If you’re trying to cure an illness, and you get better, but not entirely—say you had a high fever, but now you have the sniffles and a sore throat—does it make sense to keep taking the same medicine? What if your doctor insists? Justice Stephen Breyer offered the disease analogy Wednesday morning for racist efforts to block the power of black and Hispanic voters in the South during a sharply polarized argument—5 to 4, conservatives v. liberals—over whether Shelby County, Ala., has taken enough medicine from Section 5 of the Voting Rights Act. Congress first enacted the Voting Rights Act in 1965 to deal with massive and violent suppression of black voters in the South. The problem was so entrenched that when federal courts would strike down a discriminatory measure like a poll tax, Southern states and counties would quickly dance around the ruling, enacting new barriers such as a literacy test. So Congress armed the Voting Rights Act in two ways. The first, Section 2, bans any voting practice that discriminates on the basis of race or ethnicity. It applies uniformly, throughout the country, and it has no expiration date. To enforce it, the government, or a group or person affected by the law, has to sue—and has the burden of proof.
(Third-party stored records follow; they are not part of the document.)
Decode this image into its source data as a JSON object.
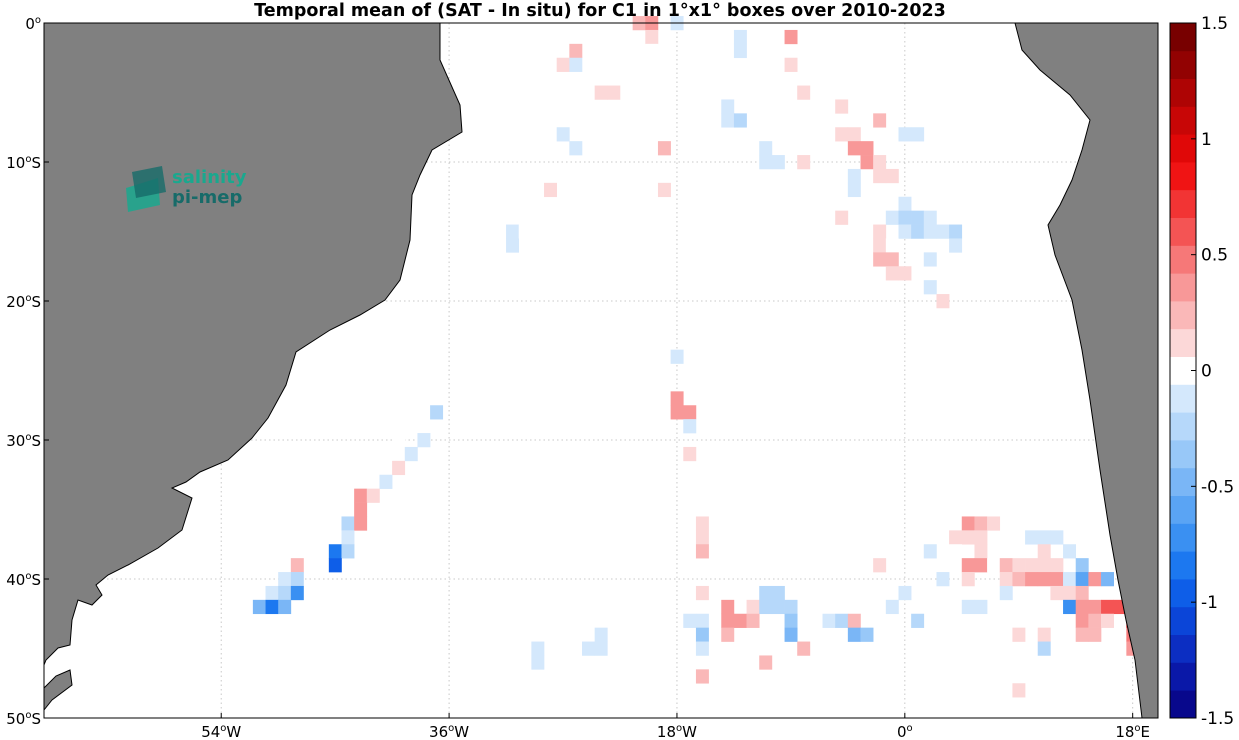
{
  "chart_data": {
    "type": "heatmap",
    "title": "Temporal mean of (SAT - In situ) for C1 in 1°x1° boxes over 2010-2023",
    "xlabel": "",
    "ylabel": "",
    "xlim": [
      -68,
      20
    ],
    "ylim": [
      -50,
      0
    ],
    "xticks": [
      {
        "value": -54,
        "label": "54",
        "deg": "o",
        "hem": "W"
      },
      {
        "value": -36,
        "label": "36",
        "deg": "o",
        "hem": "W"
      },
      {
        "value": -18,
        "label": "18",
        "deg": "o",
        "hem": "W"
      },
      {
        "value": 0,
        "label": "0",
        "deg": "o",
        "hem": ""
      },
      {
        "value": 18,
        "label": "18",
        "deg": "o",
        "hem": "E"
      }
    ],
    "yticks": [
      {
        "value": 0,
        "label": "0",
        "deg": "o",
        "hem": ""
      },
      {
        "value": -10,
        "label": "10",
        "deg": "o",
        "hem": "S"
      },
      {
        "value": -20,
        "label": "20",
        "deg": "o",
        "hem": "S"
      },
      {
        "value": -30,
        "label": "30",
        "deg": "o",
        "hem": "S"
      },
      {
        "value": -40,
        "label": "40",
        "deg": "o",
        "hem": "S"
      },
      {
        "value": -50,
        "label": "50",
        "deg": "o",
        "hem": "S"
      }
    ],
    "grid": "dotted",
    "colorbar": {
      "min": -1.5,
      "max": 1.5,
      "ticks": [
        {
          "value": 1.5,
          "label": "1.5"
        },
        {
          "value": 1,
          "label": "1"
        },
        {
          "value": 0.5,
          "label": "0.5"
        },
        {
          "value": 0,
          "label": "0"
        },
        {
          "value": -0.5,
          "label": "-0.5"
        },
        {
          "value": -1,
          "label": "-1"
        },
        {
          "value": -1.5,
          "label": "-1.5"
        }
      ],
      "colors": [
        "#08088c",
        "#0a18a8",
        "#0c2ec2",
        "#0b45d8",
        "#0e5ee8",
        "#1c78f0",
        "#3a90f2",
        "#5aa4f4",
        "#7ab6f6",
        "#98c8f8",
        "#b6d8fa",
        "#d4e8fc",
        "#ffffff",
        "#fcd8d8",
        "#fab8b8",
        "#f89898",
        "#f67878",
        "#f45454",
        "#f23434",
        "#f01414",
        "#e00808",
        "#c80606",
        "#ae0404",
        "#920202",
        "#780000"
      ]
    },
    "cells": [
      [
        -26,
        0,
        -0.05
      ],
      [
        -24,
        0,
        -0.05
      ],
      [
        -21,
        0,
        0.25
      ],
      [
        -20,
        0,
        0.35
      ],
      [
        -18,
        0,
        -0.15
      ],
      [
        -26,
        -1,
        -0.05
      ],
      [
        -20,
        -1,
        0.1
      ],
      [
        -13,
        -1,
        -0.1
      ],
      [
        -9,
        -1,
        0.3
      ],
      [
        -26,
        -2,
        0.2
      ],
      [
        -20,
        -2,
        -0.05
      ],
      [
        -13,
        -2,
        -0.1
      ],
      [
        -27,
        -3,
        0.15
      ],
      [
        -26,
        -3,
        -0.1
      ],
      [
        -9,
        -3,
        0.1
      ],
      [
        -24,
        -5,
        0.1
      ],
      [
        -23,
        -5,
        0.1
      ],
      [
        -8,
        -5,
        0.1
      ],
      [
        -14,
        -6,
        -0.1
      ],
      [
        -5,
        -6,
        0.1
      ],
      [
        -14,
        -7,
        -0.15
      ],
      [
        -13,
        -7,
        -0.25
      ],
      [
        -2,
        -7,
        0.2
      ],
      [
        -27,
        -8,
        -0.1
      ],
      [
        -5,
        -8,
        0.15
      ],
      [
        -4,
        -8,
        0.15
      ],
      [
        0,
        -8,
        -0.1
      ],
      [
        1,
        -8,
        -0.1
      ],
      [
        -26,
        -9,
        -0.1
      ],
      [
        -19,
        -9,
        0.2
      ],
      [
        -11,
        -9,
        -0.1
      ],
      [
        -4,
        -9,
        0.3
      ],
      [
        -3,
        -9,
        0.35
      ],
      [
        -11,
        -10,
        -0.1
      ],
      [
        -10,
        -10,
        -0.15
      ],
      [
        -8,
        -10,
        0.1
      ],
      [
        -3,
        -10,
        0.3
      ],
      [
        -2,
        -10,
        0.15
      ],
      [
        -4,
        -11,
        -0.1
      ],
      [
        -2,
        -11,
        0.15
      ],
      [
        -1,
        -11,
        0.1
      ],
      [
        -28,
        -12,
        0.15
      ],
      [
        -19,
        -12,
        0.15
      ],
      [
        -4,
        -12,
        -0.1
      ],
      [
        -1,
        -13,
        -0.05
      ],
      [
        0,
        -13,
        -0.1
      ],
      [
        -5,
        -14,
        0.15
      ],
      [
        -1,
        -14,
        -0.15
      ],
      [
        0,
        -14,
        -0.25
      ],
      [
        1,
        -14,
        -0.2
      ],
      [
        2,
        -14,
        -0.1
      ],
      [
        -31,
        -15,
        -0.1
      ],
      [
        -30,
        -15,
        -0.05
      ],
      [
        -2,
        -15,
        0.1
      ],
      [
        0,
        -15,
        -0.15
      ],
      [
        1,
        -15,
        -0.25
      ],
      [
        2,
        -15,
        -0.15
      ],
      [
        3,
        -15,
        -0.15
      ],
      [
        4,
        -15,
        -0.2
      ],
      [
        -31,
        -16,
        -0.1
      ],
      [
        -2,
        -16,
        0.15
      ],
      [
        -1,
        -16,
        -0.05
      ],
      [
        4,
        -16,
        -0.15
      ],
      [
        -2,
        -17,
        0.25
      ],
      [
        -1,
        -17,
        0.2
      ],
      [
        2,
        -17,
        -0.1
      ],
      [
        -1,
        -18,
        0.15
      ],
      [
        0,
        -18,
        0.15
      ],
      [
        2,
        -19,
        -0.1
      ],
      [
        3,
        -20,
        0.15
      ],
      [
        -18,
        -24,
        -0.1
      ],
      [
        -18,
        -27,
        0.35
      ],
      [
        -18,
        -28,
        0.4
      ],
      [
        -17,
        -28,
        0.35
      ],
      [
        -37,
        -28,
        -0.25
      ],
      [
        -17,
        -29,
        -0.1
      ],
      [
        -40,
        -30,
        -0.05
      ],
      [
        -38,
        -30,
        -0.1
      ],
      [
        -39,
        -31,
        -0.1
      ],
      [
        -17,
        -31,
        0.15
      ],
      [
        -40,
        -32,
        0.15
      ],
      [
        -41,
        -33,
        -0.1
      ],
      [
        -43,
        -34,
        0.35
      ],
      [
        -42,
        -34,
        0.15
      ],
      [
        -43,
        -35,
        0.35
      ],
      [
        -44,
        -36,
        -0.2
      ],
      [
        -43,
        -36,
        0.35
      ],
      [
        -16,
        -36,
        0.1
      ],
      [
        5,
        -36,
        0.3
      ],
      [
        6,
        -36,
        0.2
      ],
      [
        7,
        -36,
        0.15
      ],
      [
        -44,
        -37,
        -0.15
      ],
      [
        -16,
        -37,
        0.1
      ],
      [
        4,
        -37,
        0.1
      ],
      [
        5,
        -37,
        0.15
      ],
      [
        6,
        -37,
        0.1
      ],
      [
        9,
        -37,
        -0.05
      ],
      [
        10,
        -37,
        -0.1
      ],
      [
        11,
        -37,
        -0.1
      ],
      [
        12,
        -37,
        -0.1
      ],
      [
        -45,
        -38,
        -0.8
      ],
      [
        -44,
        -38,
        -0.25
      ],
      [
        -16,
        -38,
        0.25
      ],
      [
        2,
        -38,
        -0.1
      ],
      [
        4,
        -38,
        -0.05
      ],
      [
        6,
        -38,
        0.1
      ],
      [
        11,
        -38,
        0.15
      ],
      [
        13,
        -38,
        -0.1
      ],
      [
        -45,
        -39,
        -1.0
      ],
      [
        -48,
        -39,
        0.2
      ],
      [
        -2,
        -39,
        0.1
      ],
      [
        5,
        -39,
        0.35
      ],
      [
        6,
        -39,
        0.3
      ],
      [
        7,
        -39,
        -0.05
      ],
      [
        8,
        -39,
        0.2
      ],
      [
        9,
        -39,
        0.15
      ],
      [
        10,
        -39,
        0.15
      ],
      [
        11,
        -39,
        0.15
      ],
      [
        12,
        -39,
        0.15
      ],
      [
        14,
        -39,
        -0.35
      ],
      [
        -49,
        -40,
        -0.1
      ],
      [
        -48,
        -40,
        -0.3
      ],
      [
        3,
        -40,
        -0.1
      ],
      [
        5,
        -40,
        0.15
      ],
      [
        8,
        -40,
        0.15
      ],
      [
        9,
        -40,
        0.2
      ],
      [
        10,
        -40,
        0.3
      ],
      [
        11,
        -40,
        0.3
      ],
      [
        12,
        -40,
        0.3
      ],
      [
        13,
        -40,
        -0.15
      ],
      [
        14,
        -40,
        -0.55
      ],
      [
        15,
        -40,
        0.35
      ],
      [
        16,
        -40,
        -0.5
      ],
      [
        -50,
        -41,
        -0.1
      ],
      [
        -49,
        -41,
        -0.2
      ],
      [
        -48,
        -41,
        -0.7
      ],
      [
        -16,
        -41,
        0.15
      ],
      [
        -11,
        -41,
        -0.2
      ],
      [
        -10,
        -41,
        -0.2
      ],
      [
        0,
        -41,
        -0.1
      ],
      [
        8,
        -41,
        -0.15
      ],
      [
        12,
        -41,
        0.15
      ],
      [
        13,
        -41,
        0.15
      ],
      [
        14,
        -41,
        0.25
      ],
      [
        -51,
        -42,
        -0.45
      ],
      [
        -50,
        -42,
        -0.9
      ],
      [
        -49,
        -42,
        -0.5
      ],
      [
        -14,
        -42,
        0.3
      ],
      [
        -12,
        -42,
        0.15
      ],
      [
        -11,
        -42,
        -0.2
      ],
      [
        -10,
        -42,
        -0.25
      ],
      [
        -9,
        -42,
        -0.3
      ],
      [
        -1,
        -42,
        -0.1
      ],
      [
        5,
        -42,
        -0.15
      ],
      [
        6,
        -42,
        -0.1
      ],
      [
        13,
        -42,
        -0.7
      ],
      [
        14,
        -42,
        0.4
      ],
      [
        15,
        -42,
        0.3
      ],
      [
        16,
        -42,
        0.6
      ],
      [
        17,
        -42,
        0.6
      ],
      [
        18,
        -42,
        0.8
      ],
      [
        -17,
        -43,
        -0.15
      ],
      [
        -16,
        -43,
        -0.15
      ],
      [
        -14,
        -43,
        0.3
      ],
      [
        -13,
        -43,
        0.3
      ],
      [
        -12,
        -43,
        0.25
      ],
      [
        -9,
        -43,
        -0.35
      ],
      [
        -6,
        -43,
        -0.15
      ],
      [
        -5,
        -43,
        -0.2
      ],
      [
        -4,
        -43,
        0.2
      ],
      [
        1,
        -43,
        -0.3
      ],
      [
        11,
        -43,
        -0.05
      ],
      [
        14,
        -43,
        0.4
      ],
      [
        15,
        -43,
        0.25
      ],
      [
        16,
        -43,
        0.1
      ],
      [
        18,
        -43,
        0.85
      ],
      [
        -24,
        -44,
        -0.1
      ],
      [
        -16,
        -44,
        -0.35
      ],
      [
        -14,
        -44,
        0.2
      ],
      [
        -9,
        -44,
        -0.45
      ],
      [
        -4,
        -44,
        -0.45
      ],
      [
        -3,
        -44,
        -0.4
      ],
      [
        9,
        -44,
        0.15
      ],
      [
        11,
        -44,
        0.15
      ],
      [
        14,
        -44,
        0.2
      ],
      [
        15,
        -44,
        0.2
      ],
      [
        18,
        -44,
        0.45
      ],
      [
        -29,
        -45,
        -0.15
      ],
      [
        -25,
        -45,
        -0.1
      ],
      [
        -24,
        -45,
        -0.1
      ],
      [
        -16,
        -45,
        -0.1
      ],
      [
        -8,
        -45,
        0.25
      ],
      [
        11,
        -45,
        -0.2
      ],
      [
        18,
        -45,
        0.3
      ],
      [
        -29,
        -46,
        -0.1
      ],
      [
        -11,
        -46,
        0.2
      ],
      [
        -16,
        -47,
        0.2
      ],
      [
        9,
        -48,
        0.15
      ]
    ]
  }
}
The second part of the Voting Rights Act, Section 5, relied on data showing a pattern of discrimination at the time to create a category of “covered jurisdictions.” Congress said that for 25 years the Department of Justice had to “pre-clear” any changes to voting rules in those places, or else the state or county had to go to court for approval before the changes could go into effect. The list of covered jurisdictions included most of the South, along with a smattering of counties and cities in other states.
The list of jurisdictions where Section 5 applied remained the same when Congress last reauthorized the Voting Rights Act in 2006. But some of those states say they no longer belong—they’re cured, and that means it’s time for the whole Section 5 formula to go. That’s the question the court was grappling with on Wednesday: In 2006, given the history and the current evidence, did Congress have enough reason to think that the South still suffered from Racist Voting Disease? What’s the test—does every single state, city, and county covered by Section 5 have to be worse than every single state, city, and county in the rest of the country? And what kinds of symptoms qualify for Section 5 medicine—low turnout or registration rates, proof of the old forms of blatant discrimination, or more subtle measures, like moving a polling place out of a minority neighborhood?
Shelby County’s lawyer, Bert W. Rein, says Section 5 is over and done. Quoting the court’s last ruling on the matter from 2009, he opened by saying that the record before Congress the last time around “made it unmistakable that the South had changed.” Justice Sonia Sotomayor was the first to pounce. She said she accepted that some portions of the South had changed, “but your county hasn’t.” She cited 240 discriminatory voting measures recently blocked by Section 5 and Section 2 challenges. “You may be the wrong party bringing this suit,” Sotomayor continued, calling Shelby County the “epitome” of the reason for keeping Section 5 in place.
Justice Elena Kagan jumped in with more stats. One-quarter of Alabama’s voters are black, she pointed out, but no black official holds statewide office. The state is No. 1 on the list for Section 2 challenges and No. 2 for Section 5 enforcement actions, she said. In other words, Congress had plenty of evidence last time around of its continuing trouble fully enfranchising minority voters. “You’re objecting to the formula, but under any formula Congress could devise, it would capture Alabama,” she said.